On some sort of atomic or organic level, yes, it does. I've always loved poetry, looking at syllables, length of line. With my songs, when I teach them to the guys I play with, it's funny. They'll say, "This is one of those Joe things." You gain a half measure here or lose one there. When I'm writing a song I just feel that. The way a math background would tie in is in the joy in certain patterns, the flow, the breaks. To be honest, when it feels right, it feels right, but it does come down to a series of ones, and twos and threes and fours, the chord changes.

How did you make the decision to do a solo EP, rather than record it as Stickley & Canan or Joe Stickley's Blueprint?
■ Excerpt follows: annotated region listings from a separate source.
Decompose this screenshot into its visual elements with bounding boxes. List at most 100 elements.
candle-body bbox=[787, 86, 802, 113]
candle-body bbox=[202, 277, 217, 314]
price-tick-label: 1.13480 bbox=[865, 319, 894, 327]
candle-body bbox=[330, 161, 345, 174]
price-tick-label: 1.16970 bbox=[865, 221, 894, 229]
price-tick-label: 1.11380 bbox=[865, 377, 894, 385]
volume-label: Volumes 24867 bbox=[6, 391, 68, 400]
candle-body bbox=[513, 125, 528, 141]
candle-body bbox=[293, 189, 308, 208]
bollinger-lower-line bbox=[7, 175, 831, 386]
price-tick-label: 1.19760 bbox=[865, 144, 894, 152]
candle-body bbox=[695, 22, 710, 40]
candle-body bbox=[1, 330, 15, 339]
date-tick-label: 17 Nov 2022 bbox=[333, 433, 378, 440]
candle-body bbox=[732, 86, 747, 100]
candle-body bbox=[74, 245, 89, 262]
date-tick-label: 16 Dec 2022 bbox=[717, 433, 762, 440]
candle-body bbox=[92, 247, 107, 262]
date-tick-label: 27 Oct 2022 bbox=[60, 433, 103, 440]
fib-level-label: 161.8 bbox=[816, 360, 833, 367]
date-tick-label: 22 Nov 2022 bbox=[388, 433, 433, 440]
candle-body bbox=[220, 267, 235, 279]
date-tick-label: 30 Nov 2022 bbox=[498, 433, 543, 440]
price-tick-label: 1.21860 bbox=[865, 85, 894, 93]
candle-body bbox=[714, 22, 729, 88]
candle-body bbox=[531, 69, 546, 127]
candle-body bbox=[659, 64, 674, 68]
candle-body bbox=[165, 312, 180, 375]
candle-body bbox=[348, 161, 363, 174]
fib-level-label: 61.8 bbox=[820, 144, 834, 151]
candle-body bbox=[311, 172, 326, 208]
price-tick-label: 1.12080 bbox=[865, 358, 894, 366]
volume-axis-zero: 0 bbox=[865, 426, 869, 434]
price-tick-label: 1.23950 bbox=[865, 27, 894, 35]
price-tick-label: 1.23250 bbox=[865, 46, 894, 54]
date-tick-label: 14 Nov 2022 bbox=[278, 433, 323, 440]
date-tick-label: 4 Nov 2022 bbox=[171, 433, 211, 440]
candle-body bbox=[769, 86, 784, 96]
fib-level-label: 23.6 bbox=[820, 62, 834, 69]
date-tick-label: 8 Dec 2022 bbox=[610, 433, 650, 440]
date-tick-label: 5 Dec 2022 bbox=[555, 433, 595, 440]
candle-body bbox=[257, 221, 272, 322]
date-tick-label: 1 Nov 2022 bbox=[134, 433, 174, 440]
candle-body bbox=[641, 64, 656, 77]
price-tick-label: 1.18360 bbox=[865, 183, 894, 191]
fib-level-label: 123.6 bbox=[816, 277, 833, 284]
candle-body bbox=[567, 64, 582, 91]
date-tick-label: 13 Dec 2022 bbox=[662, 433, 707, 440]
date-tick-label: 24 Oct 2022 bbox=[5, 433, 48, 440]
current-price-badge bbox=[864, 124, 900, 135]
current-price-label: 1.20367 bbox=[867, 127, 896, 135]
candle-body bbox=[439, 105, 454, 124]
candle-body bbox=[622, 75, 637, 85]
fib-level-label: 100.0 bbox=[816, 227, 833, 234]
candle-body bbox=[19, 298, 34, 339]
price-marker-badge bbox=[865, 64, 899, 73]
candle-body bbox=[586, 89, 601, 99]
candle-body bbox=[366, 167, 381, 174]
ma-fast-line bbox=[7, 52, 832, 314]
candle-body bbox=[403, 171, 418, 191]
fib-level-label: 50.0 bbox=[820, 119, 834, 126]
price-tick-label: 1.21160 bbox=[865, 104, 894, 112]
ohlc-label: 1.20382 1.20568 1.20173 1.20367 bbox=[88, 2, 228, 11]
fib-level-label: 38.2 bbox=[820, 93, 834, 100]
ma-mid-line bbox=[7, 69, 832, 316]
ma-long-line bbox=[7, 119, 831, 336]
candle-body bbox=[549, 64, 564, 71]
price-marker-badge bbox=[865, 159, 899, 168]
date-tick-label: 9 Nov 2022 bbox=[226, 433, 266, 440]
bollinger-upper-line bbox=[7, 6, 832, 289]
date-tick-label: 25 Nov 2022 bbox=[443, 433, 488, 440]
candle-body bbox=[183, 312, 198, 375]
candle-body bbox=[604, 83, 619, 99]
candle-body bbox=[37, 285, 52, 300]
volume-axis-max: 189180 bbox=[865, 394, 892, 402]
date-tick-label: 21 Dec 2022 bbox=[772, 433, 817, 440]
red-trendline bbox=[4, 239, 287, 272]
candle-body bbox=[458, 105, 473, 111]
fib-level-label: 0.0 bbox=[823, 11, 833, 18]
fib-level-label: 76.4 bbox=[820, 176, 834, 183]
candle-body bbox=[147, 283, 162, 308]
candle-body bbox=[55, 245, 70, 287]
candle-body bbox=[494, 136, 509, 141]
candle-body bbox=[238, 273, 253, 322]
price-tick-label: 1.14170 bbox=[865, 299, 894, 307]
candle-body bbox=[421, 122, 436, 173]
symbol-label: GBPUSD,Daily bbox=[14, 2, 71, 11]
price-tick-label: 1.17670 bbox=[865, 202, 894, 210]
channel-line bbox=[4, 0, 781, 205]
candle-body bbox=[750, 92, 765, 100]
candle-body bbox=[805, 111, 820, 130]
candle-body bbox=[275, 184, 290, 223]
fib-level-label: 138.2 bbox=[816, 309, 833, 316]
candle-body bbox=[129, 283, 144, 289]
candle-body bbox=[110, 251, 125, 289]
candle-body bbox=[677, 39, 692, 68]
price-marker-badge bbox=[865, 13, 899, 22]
I'd been thinking about it for years. I thought about just doing a solo record, but you get into the studio and you want the songs to have more. I'd bring Sean [Canan] in to do guitar or a drummer. It's not that we decided not to an album together, but it felt that after doing McGurk's for three years with Stickley & Canan, it seemed like this was the time to do it. I could travel to Columbia [Missouri] myself, I could go to my friend Will Reeves' studio, and for better or worse, I could control how the songs sounded. An EP seemed like the right way to do it. It's not as ambitious as a full-length.

I also realized that the songs were ballads and that they were connected thematically. It seemed like the right project to do on my own, before doing the next Stickley & Canan thing, which we've already started recording. I was at a point in my career with this record where I didn't owe anybody anything. Maybe years earlier, I might have felt this is pretentious or I'm an asshole for just doing my own thing.

It's not that the songs you record with Stickley & Canan wouldn't be personal, but the themes really are anchored in your experience.

That's pretty right on. The songs would change if it were a different project. That wouldn't be a bad thing, but it wouldn't be my thing. This record is more introspective and personal.